Ruwatan Misteri

Nurul Adiyanti
Chapter #38

Pesan dari Ayuni

Panggilan telepon itu mati, menyisakan gema suara cemas seorang ibu di dalam keheningan apartemen yang terasa pekat dan basi. Gea menatap Ashana, matanya yang lebar memantulkan horor yang sama persis seperti yang Ashana rasakan menggerogoti isi perutnya.

"Buku catatan," bisik Gea, suaranya parau.

"Dia ninggalin jejak, Shana, berarti dia sengaja,"

"Dia mau kita nemuin itu," sahut Ashana, otaknya berputar liar.

"Dia mau kita tahu, ini semua cuma permainan buat dia,"

"Permainan apa yang korbannya Mita sama Ayuni?" sergah Gea, suaranya meninggi.

"Kita harus ke rumahnya sekarang juga! Kita ambil buku itu!"

"Terus apa, Ge? Kita bawa ke polisi?" balas Ashana getir.

"Dan bilang apa? Sahabat kami yang hilang ternyata dalang dari serangan hantu? Mereka akan langsung kirim kita ke rumah sakit jiwa,"

"Terus kita diem aja?"

Ponsel Ashana yang masih tergeletak di atas meja makan berdering lagi, suaranya yang nyaring dan modern terdengar seperti jeritan di tengah ketegangan. Bukan nada deringnya yang biasa, ini adalah nada darurat yang ia pasang untuk kontak rumah sakit. Jantung Ashana berdetak lebih kencang.

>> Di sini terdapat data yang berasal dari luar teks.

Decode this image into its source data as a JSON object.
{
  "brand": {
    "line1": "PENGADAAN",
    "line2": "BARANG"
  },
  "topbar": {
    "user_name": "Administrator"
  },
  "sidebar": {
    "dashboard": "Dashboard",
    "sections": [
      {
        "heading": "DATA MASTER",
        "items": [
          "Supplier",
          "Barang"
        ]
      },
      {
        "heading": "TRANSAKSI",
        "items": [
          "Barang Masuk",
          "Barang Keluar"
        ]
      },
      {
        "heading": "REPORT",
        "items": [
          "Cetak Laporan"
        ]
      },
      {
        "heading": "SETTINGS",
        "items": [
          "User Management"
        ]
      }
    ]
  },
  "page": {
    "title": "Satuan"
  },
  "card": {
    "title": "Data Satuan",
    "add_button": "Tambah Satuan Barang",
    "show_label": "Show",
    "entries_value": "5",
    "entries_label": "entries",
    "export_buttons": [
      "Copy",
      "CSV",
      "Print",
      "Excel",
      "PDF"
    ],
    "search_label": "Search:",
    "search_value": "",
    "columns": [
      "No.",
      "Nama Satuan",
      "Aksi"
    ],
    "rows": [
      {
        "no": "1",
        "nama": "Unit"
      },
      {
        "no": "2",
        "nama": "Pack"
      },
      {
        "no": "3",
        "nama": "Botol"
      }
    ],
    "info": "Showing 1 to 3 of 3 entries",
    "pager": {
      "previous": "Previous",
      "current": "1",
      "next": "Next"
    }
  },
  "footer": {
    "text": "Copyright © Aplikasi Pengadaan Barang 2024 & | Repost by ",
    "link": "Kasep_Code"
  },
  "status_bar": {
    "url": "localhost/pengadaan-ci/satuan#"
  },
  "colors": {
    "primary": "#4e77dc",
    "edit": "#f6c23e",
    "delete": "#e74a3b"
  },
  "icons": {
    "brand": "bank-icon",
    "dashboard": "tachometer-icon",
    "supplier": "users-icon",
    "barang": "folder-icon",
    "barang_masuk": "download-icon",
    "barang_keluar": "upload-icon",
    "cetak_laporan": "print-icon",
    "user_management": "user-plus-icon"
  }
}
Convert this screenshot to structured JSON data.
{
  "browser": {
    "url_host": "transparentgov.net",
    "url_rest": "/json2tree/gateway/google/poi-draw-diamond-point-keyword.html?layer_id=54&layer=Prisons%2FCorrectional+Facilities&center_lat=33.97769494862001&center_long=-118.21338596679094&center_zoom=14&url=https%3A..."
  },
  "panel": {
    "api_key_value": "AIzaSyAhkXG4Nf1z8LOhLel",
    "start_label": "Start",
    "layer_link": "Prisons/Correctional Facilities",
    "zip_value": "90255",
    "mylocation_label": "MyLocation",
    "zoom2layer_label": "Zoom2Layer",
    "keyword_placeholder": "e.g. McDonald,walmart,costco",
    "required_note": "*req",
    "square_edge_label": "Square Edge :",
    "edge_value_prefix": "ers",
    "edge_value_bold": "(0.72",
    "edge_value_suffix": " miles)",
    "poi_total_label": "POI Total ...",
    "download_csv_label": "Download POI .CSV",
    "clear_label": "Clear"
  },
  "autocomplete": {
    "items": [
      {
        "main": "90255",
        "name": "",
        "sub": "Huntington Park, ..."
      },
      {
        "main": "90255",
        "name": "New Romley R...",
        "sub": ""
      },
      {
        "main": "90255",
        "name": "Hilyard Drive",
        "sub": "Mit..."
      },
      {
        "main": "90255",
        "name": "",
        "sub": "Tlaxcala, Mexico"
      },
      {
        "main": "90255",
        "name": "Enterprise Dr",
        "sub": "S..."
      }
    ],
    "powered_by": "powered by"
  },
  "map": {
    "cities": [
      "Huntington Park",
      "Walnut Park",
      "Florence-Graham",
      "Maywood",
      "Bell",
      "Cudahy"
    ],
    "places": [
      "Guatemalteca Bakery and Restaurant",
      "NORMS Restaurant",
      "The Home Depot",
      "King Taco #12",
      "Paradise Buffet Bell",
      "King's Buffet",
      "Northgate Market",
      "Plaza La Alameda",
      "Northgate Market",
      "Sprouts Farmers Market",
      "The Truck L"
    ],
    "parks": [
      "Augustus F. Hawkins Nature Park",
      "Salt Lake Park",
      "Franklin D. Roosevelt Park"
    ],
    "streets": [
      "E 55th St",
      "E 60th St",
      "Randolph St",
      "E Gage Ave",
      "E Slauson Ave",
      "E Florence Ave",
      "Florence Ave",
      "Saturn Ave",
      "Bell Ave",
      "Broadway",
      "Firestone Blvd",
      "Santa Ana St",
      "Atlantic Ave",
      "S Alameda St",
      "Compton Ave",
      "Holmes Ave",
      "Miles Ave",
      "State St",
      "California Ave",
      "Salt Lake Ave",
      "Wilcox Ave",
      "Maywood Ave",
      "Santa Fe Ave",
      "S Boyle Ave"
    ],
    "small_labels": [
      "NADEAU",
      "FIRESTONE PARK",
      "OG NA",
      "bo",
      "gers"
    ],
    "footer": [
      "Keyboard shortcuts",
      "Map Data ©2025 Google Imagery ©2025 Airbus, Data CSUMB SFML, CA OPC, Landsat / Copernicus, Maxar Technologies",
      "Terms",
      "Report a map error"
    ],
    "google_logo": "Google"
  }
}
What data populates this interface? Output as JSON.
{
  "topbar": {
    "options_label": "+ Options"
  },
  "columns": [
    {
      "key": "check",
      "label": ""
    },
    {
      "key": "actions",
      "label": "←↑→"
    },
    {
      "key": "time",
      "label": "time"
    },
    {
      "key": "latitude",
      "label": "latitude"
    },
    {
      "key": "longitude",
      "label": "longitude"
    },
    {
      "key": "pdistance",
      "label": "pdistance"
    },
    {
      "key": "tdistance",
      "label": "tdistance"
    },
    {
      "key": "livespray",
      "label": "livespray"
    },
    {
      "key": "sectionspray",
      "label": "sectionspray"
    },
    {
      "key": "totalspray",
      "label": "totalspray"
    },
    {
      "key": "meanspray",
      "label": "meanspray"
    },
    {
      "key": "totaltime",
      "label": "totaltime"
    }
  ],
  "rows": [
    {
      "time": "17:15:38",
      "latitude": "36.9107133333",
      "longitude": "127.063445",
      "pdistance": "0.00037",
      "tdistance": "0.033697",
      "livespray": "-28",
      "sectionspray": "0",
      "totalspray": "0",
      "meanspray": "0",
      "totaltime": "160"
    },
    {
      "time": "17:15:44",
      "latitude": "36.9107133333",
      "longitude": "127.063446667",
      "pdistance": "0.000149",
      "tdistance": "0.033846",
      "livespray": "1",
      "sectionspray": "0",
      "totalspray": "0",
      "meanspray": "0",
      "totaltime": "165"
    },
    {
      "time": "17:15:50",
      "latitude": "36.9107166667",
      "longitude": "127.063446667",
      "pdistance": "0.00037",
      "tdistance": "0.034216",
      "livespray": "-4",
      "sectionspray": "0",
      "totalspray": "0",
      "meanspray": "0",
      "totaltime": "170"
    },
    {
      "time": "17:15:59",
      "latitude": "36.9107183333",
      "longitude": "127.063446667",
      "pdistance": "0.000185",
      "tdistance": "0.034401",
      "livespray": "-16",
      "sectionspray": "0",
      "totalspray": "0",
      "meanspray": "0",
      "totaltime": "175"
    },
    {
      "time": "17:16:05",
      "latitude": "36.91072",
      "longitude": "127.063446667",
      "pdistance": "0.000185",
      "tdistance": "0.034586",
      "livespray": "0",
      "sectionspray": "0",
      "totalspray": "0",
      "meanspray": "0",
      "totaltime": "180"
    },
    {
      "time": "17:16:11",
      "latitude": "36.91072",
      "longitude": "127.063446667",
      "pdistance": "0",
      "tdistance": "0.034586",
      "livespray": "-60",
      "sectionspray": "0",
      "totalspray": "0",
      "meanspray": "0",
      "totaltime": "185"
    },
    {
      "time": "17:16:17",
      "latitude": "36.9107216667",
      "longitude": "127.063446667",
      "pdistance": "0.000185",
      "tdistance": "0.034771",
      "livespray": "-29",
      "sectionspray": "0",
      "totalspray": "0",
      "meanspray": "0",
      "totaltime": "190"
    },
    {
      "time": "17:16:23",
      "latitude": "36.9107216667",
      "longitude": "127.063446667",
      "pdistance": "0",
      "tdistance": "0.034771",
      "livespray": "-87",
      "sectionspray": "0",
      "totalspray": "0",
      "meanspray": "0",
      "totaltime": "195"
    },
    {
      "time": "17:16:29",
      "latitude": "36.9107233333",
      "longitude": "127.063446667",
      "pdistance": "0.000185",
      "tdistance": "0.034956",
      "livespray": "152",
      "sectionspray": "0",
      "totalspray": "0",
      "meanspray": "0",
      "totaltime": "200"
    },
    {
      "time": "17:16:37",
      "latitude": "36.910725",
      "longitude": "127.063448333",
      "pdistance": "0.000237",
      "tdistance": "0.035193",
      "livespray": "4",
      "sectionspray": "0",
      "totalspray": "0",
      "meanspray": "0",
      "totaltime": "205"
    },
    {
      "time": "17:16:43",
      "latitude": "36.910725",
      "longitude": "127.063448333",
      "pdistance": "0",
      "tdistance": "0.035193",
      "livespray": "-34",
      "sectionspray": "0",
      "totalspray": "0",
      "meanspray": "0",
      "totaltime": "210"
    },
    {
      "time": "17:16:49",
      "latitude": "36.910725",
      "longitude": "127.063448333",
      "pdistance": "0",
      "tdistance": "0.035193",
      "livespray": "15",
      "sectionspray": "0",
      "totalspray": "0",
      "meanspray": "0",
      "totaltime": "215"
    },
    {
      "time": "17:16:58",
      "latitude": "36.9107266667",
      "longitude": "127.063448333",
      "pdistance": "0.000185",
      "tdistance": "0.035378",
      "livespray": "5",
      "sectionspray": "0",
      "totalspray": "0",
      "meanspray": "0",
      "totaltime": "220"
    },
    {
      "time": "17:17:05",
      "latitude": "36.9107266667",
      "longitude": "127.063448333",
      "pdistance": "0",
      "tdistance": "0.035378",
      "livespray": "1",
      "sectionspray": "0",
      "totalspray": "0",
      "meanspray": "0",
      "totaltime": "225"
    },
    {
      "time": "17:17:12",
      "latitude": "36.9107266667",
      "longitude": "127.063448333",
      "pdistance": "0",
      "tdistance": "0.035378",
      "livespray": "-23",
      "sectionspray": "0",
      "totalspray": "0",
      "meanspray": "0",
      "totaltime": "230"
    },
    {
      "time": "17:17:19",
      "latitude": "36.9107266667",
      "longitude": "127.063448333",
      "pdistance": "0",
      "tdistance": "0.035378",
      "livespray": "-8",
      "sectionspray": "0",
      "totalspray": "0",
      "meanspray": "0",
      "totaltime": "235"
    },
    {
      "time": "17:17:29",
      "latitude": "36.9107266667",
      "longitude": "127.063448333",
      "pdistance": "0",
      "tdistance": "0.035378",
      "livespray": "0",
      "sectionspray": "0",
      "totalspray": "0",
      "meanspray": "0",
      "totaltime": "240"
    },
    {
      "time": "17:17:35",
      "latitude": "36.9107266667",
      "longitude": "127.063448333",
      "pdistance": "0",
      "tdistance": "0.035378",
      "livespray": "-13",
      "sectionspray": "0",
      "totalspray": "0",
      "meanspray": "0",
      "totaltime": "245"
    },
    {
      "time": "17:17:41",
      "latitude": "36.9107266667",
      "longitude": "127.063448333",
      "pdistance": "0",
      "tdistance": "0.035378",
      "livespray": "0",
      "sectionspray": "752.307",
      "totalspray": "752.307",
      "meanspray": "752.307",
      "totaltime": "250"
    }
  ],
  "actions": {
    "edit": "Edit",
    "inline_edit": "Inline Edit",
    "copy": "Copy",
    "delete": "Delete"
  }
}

"Ayuni," desisnya, menyambar ponsel itu. Nama perawat yang berjaga tertera di layar, Ia menggeser tombol jawab dengan jari gemetar, menyalakan pengeras suara.

"Halo, dengan Ibu Ashana?" suara perawat di seberang terdengar panik dan terengah-engah.

"Iya, Suster! Ada apa? Ayuni kenapa?" tanya Ashana cepat, Gea langsung mendekat, menahan napas.

"Pasien Ayuni, Bu! Tiba-tiba... tiba-tiba kejang hebat!" teriak perawat itu, di latar belakang terdengar suara gaduh, monitor yang berbunyi liar, dan teriakan-teriakan lain.

"Kami sudah panggil dokter, tapi kami tidak bisa menenangkannya! Dia meronta-ronta terus!"

"Kami ke sana sekarang!" jawab Ashana, mematikan panggilan.

Dunia seolah bergerak dalam kecepatan kilat. Mereka tidak bicara lagi, hanya ada suara kunci yang disambar dari atas meja, derit pintu yang dibanting, dan langkah kaki yang berlari menuruni lorong apartemen yang sunyi.

Koridor rumah sakit menyambut mereka dengan bau antiseptik yang tajam dan cahaya lampu neon yang dingin. Mereka berlari, tidak memedulikan tatapan aneh dari pengunjung lain. Di depan kamar rawat Ayuni, kerumunan kecil perawat dan seorang dokter muda menghalangi pintu masuk, wajah mereka tegang.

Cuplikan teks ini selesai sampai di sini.